Keri Rutherford of New Braunfels said she contracted with Clean Sweep Estate & Garage Sales to conduct an estate sale. She said she never received any money from the sale and is owed approximately $7,000.

“She [owner Janet Holland] came to the house and gave a really good talk. I arranged to have her conduct a three-day sale in October. I contracted with her and was to be paid Nov. 15. That came and went a long time ago,” she said. “The first day before she started the sale, there were already a few items missing. She said she had taken some items home. I said ‘You’re going to pay for them right?’ and she said she would bring them back.”

Rutherford said the company also failed to turn over promised receipts for unsold items that were to be donated to charity.

“I got no money, not even an itemized list,” Rutherford said. “I called her several times and always got some excuse. Then she stopped answering. The office number was disconnected and she wouldn’t answer her cellphone.”
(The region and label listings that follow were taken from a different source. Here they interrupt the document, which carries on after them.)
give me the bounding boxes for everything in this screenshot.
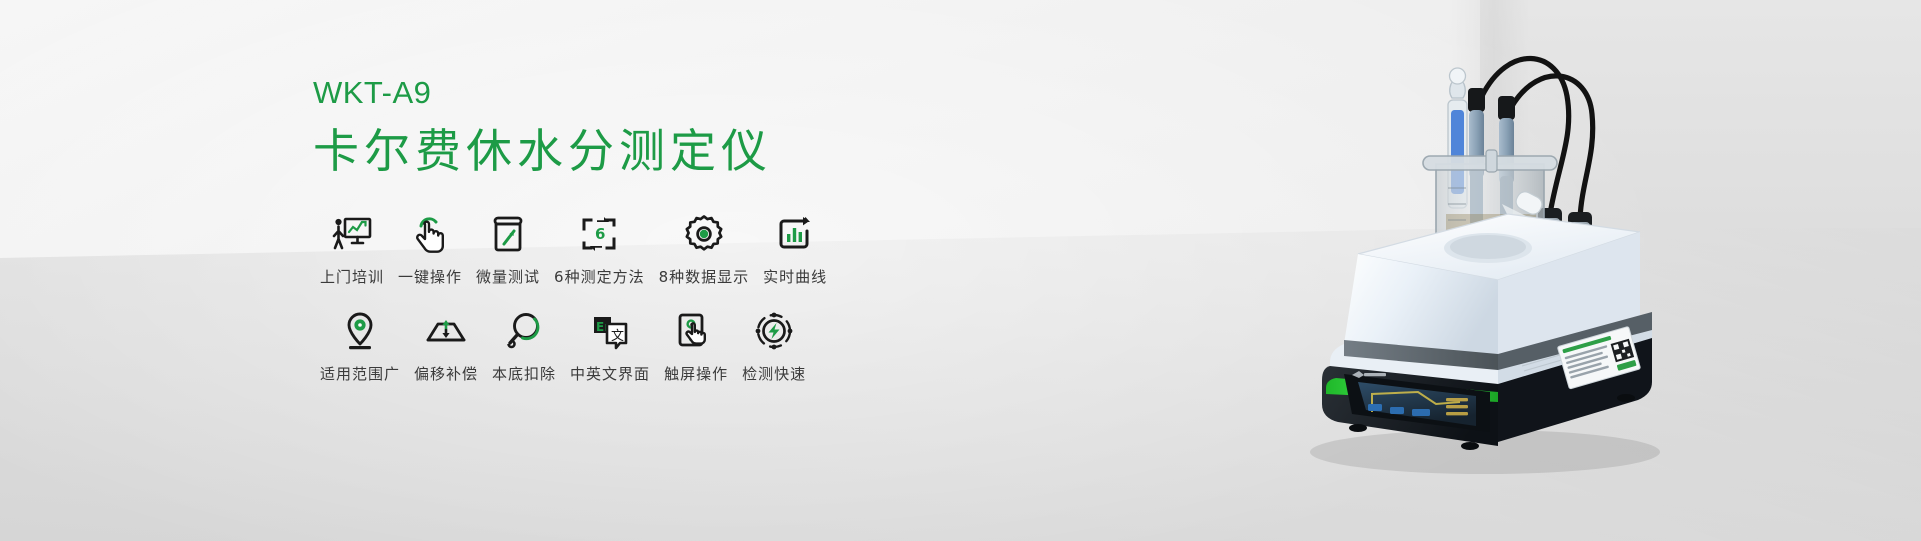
product-model: WKT-A9 [313, 74, 772, 111]
feature-label: 中英文界面 [570, 363, 650, 384]
feature-item-drift-compensation[interactable]: 偏移补偿 [407, 310, 485, 384]
gear-data-icon [684, 213, 724, 255]
feature-item-training[interactable]: 上门培训 [313, 213, 391, 287]
feature-label: 实时曲线 [763, 266, 827, 287]
feature-label: 触屏操作 [664, 363, 728, 384]
feature-label: 检测快速 [742, 363, 806, 384]
feature-item-eight-data-displays[interactable]: 8种数据显示 [652, 213, 757, 287]
feature-item-realtime-curve[interactable]: 实时曲线 [756, 213, 834, 287]
feature-label: 适用范围广 [320, 363, 400, 384]
feature-item-wide-application[interactable]: 适用范围广 [313, 310, 407, 384]
feature-item-micro-test[interactable]: 微量测试 [469, 213, 547, 287]
svg-text:6: 6 [595, 225, 605, 243]
feature-label: 6种测定方法 [554, 266, 645, 287]
feature-label: 本底扣除 [492, 363, 556, 384]
training-presentation-icon [331, 213, 373, 255]
feature-label: 一键操作 [398, 266, 462, 287]
feature-label: 偏移补偿 [414, 363, 478, 384]
hand-click-icon [410, 213, 450, 255]
feature-item-fast-detection[interactable]: 检测快速 [735, 310, 813, 384]
feature-row-1: 上门培训 一键操作 [313, 213, 923, 287]
product-banner: WKT-A9 卡尔费休水分测定仪 [0, 0, 1921, 541]
feature-label: 8种数据显示 [659, 266, 750, 287]
touchscreen-icon [676, 310, 716, 352]
headline-block: WKT-A9 卡尔费休水分测定仪 [313, 74, 772, 181]
feature-grid: 上门培训 一键操作 [313, 213, 923, 384]
fast-lightning-icon [754, 310, 794, 352]
feature-item-background-deduction[interactable]: 本底扣除 [485, 310, 563, 384]
realtime-chart-icon [775, 213, 815, 255]
magnifier-icon [505, 310, 543, 352]
product-photo-karl-fischer-titrator [1240, 18, 1710, 488]
feature-item-bilingual-interface[interactable]: En 文 中英文界面 [563, 310, 657, 384]
location-pin-icon [343, 310, 377, 352]
feature-item-one-key-operation[interactable]: 一键操作 [391, 213, 469, 287]
drift-compensation-icon [425, 310, 467, 352]
methods-exchange-icon: 6 [580, 213, 618, 255]
feature-label: 微量测试 [476, 266, 540, 287]
micro-test-icon [491, 213, 525, 255]
feature-row-2: 适用范围广 偏移补偿 [313, 310, 923, 384]
product-title: 卡尔费休水分测定仪 [313, 123, 772, 181]
feature-item-six-methods[interactable]: 6 6种测定方法 [547, 213, 652, 287]
feature-label: 上门培训 [320, 266, 384, 287]
svg-text:文: 文 [611, 329, 624, 344]
translate-en-cn-icon: En 文 [590, 310, 630, 352]
feature-item-touchscreen-operation[interactable]: 触屏操作 [657, 310, 735, 384]
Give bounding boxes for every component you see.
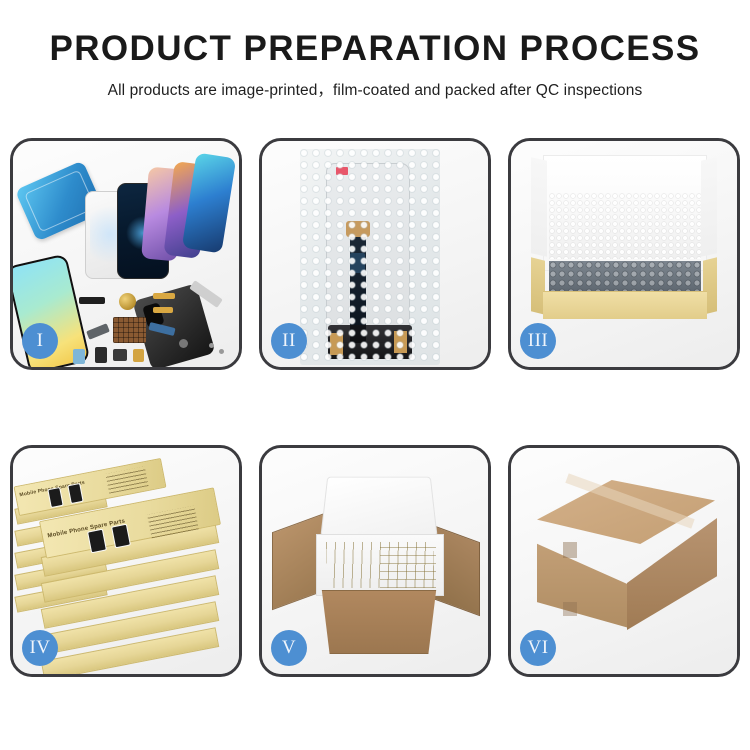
page-subtitle: All products are image-printed，film-coat…: [0, 78, 750, 100]
step-badge-1: I: [22, 323, 58, 359]
carton-front-panel: [314, 590, 444, 654]
box-lid-left-flap: [531, 157, 547, 256]
wrapped-lcd-screen: [326, 163, 410, 343]
box-lid-right-flap: [701, 157, 717, 256]
screen-flex-cable: [350, 227, 366, 343]
carton-seam-lower: [563, 602, 577, 616]
red-label-sticker: [336, 167, 348, 175]
step-badge-2: II: [271, 323, 307, 359]
process-step-panel-6: VI: [508, 445, 740, 677]
step-badge-6: VI: [520, 630, 556, 666]
wireless-coil-icon: [119, 293, 136, 310]
page-header: PRODUCT PREPARATION PROCESS All products…: [0, 0, 750, 100]
screw-2-icon: [219, 349, 224, 354]
box-front-panel: [543, 291, 707, 319]
flex-cable-icon: [79, 297, 105, 304]
carton-seam-upper: [563, 542, 577, 558]
process-step-panel-5: V: [259, 445, 491, 677]
grey-bubble-wrapped-item: [549, 261, 701, 293]
camera-lens-icon: [179, 339, 188, 348]
circuit-board-icon: [113, 317, 146, 343]
process-steps-grid: I II: [10, 138, 740, 677]
gold-contact-left: [330, 333, 343, 355]
screen-lower-assembly: [328, 325, 412, 359]
driver-ic-chip: [350, 253, 365, 273]
small-part-2-icon: [113, 349, 127, 361]
white-foam-sheet: [549, 193, 701, 259]
process-step-panel-3: III: [508, 138, 740, 370]
process-step-panel-1: I: [10, 138, 242, 370]
process-step-panel-4: Mobile Phone Spare Parts Mobile Phone S: [10, 445, 242, 677]
bubble-wrap-bag: [300, 149, 440, 365]
foam-cooler-lid: [320, 477, 437, 537]
metal-bracket-icon: [86, 323, 110, 340]
carton-top-face: [537, 480, 715, 544]
step-badge-5: V: [271, 630, 307, 666]
yellow-boxes-row-2: [380, 540, 436, 588]
screw-1-icon: [209, 343, 214, 348]
gold-flex-cable-icon: [153, 293, 175, 299]
step-badge-3: III: [520, 323, 556, 359]
battery-part-icon: [73, 349, 85, 364]
gold-contact-right: [394, 331, 407, 353]
process-step-panel-2: II: [259, 138, 491, 370]
small-part-3-icon: [133, 349, 144, 362]
sealed-carton: [527, 480, 725, 640]
product-preparation-process-page: PRODUCT PREPARATION PROCESS All products…: [0, 0, 750, 750]
step-badge-4: IV: [22, 630, 58, 666]
gold-flex-cable-2-icon: [153, 307, 173, 313]
page-title: PRODUCT PREPARATION PROCESS: [0, 30, 750, 68]
small-part-1-icon: [95, 347, 107, 363]
flex-connector: [346, 221, 370, 237]
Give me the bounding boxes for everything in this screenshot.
Better Business Bureau offers the following advice to help select a trustworthy estate sale service:

  • Start with trust. Check out any business at to view their BBB Business Review free of charge. There you will find the company’s history of complaints and contact information. For a list of Accredited Businesses, go to
  • Shop around. Set up appointments to interview at least two or three services. Ask a trusted realtor, banker or attorney for recommendations.
  • Do your research. Before setting up an initial consultation, ask how long the estate sales agent has been in business, whether they are members of professional associations, if they are bonded and insured, and if they can provide professional references.
  • Ask about fees and commissions. What percentage of the proceeds will the business keep for commissions? Will you be responsible for any up-front or out-of-pocket costs (appraisals, security measures, trash removal)?
  • Find out when and how you will be paid. When are the sales proceeds paid to you and how (cash, cashier’s check)? Will you receive an itemized list of everything that was sold?
  • Know what you’re signing. Do not sign a contract unless you understand the services to be provided, out-of-pocket fees you’ll be charged and how and when you’ll receive payment of the sales proceeds.


  1. Mary Miller says:

    I read on another blog that Janet Craig Holland may still be conducting estate sales through I know she was arrested in San Antonio in March 2014 for theft from an elderly person. Bexar County arrest records indicate she was also charged with fraud and burglary.

  2. Mary Miller says:

    This is the info I found on another site regarding Janet Craig Holland. I have copied it word for word:

    Janet Craig Holland of Clean Sweep Estate Sales is now operating under a different name from a different location. It is called Antiquen Treasures, in Converse, TX. Her name doesn’t appear anywhere, but her home address (where I sent certified letters) is linked to the Facebook page. Her name is not there, and you must enter YOUR information on the website for someone to contact You. She was arrested after the Troubleshooters report aired. But she just changes her business name and location and moves on! How in the world can this woman continue to do business?

    1. Gail Wylie says:

      That is my post above. There has been no activity on her Antiquen Treasures Facebook page since April. It is also shocking that her staff continues to work with her. They have to be aware of what is going on. My brother went to one of her subsequent sales looking for her, & told her staff we hadn’t gotten paid, and she wasn’t answering calls. She was on a cruise at the time! She got more than she bargained for with us ~ we threatened (and did some artful bluffing about video & lists made before & after the sale) until she finally paid. For others not quite so tenacious, maybe now there will be some justice.

  3. Hope Dufner says:

    Yep, we got ripped off too. Has had our stuff since January and we’ve never been paid.

  4. Gail Wylie says:

    She is now under investigation by the Attorney General’s office. I suggest you turn over anything you have to them to assist with their investigation.

  5. Anne Hardin says:

    My mother and I got ripped off as well. It took months to get paid, and many items were missing from the list that we finally got. She is a crook and a liar.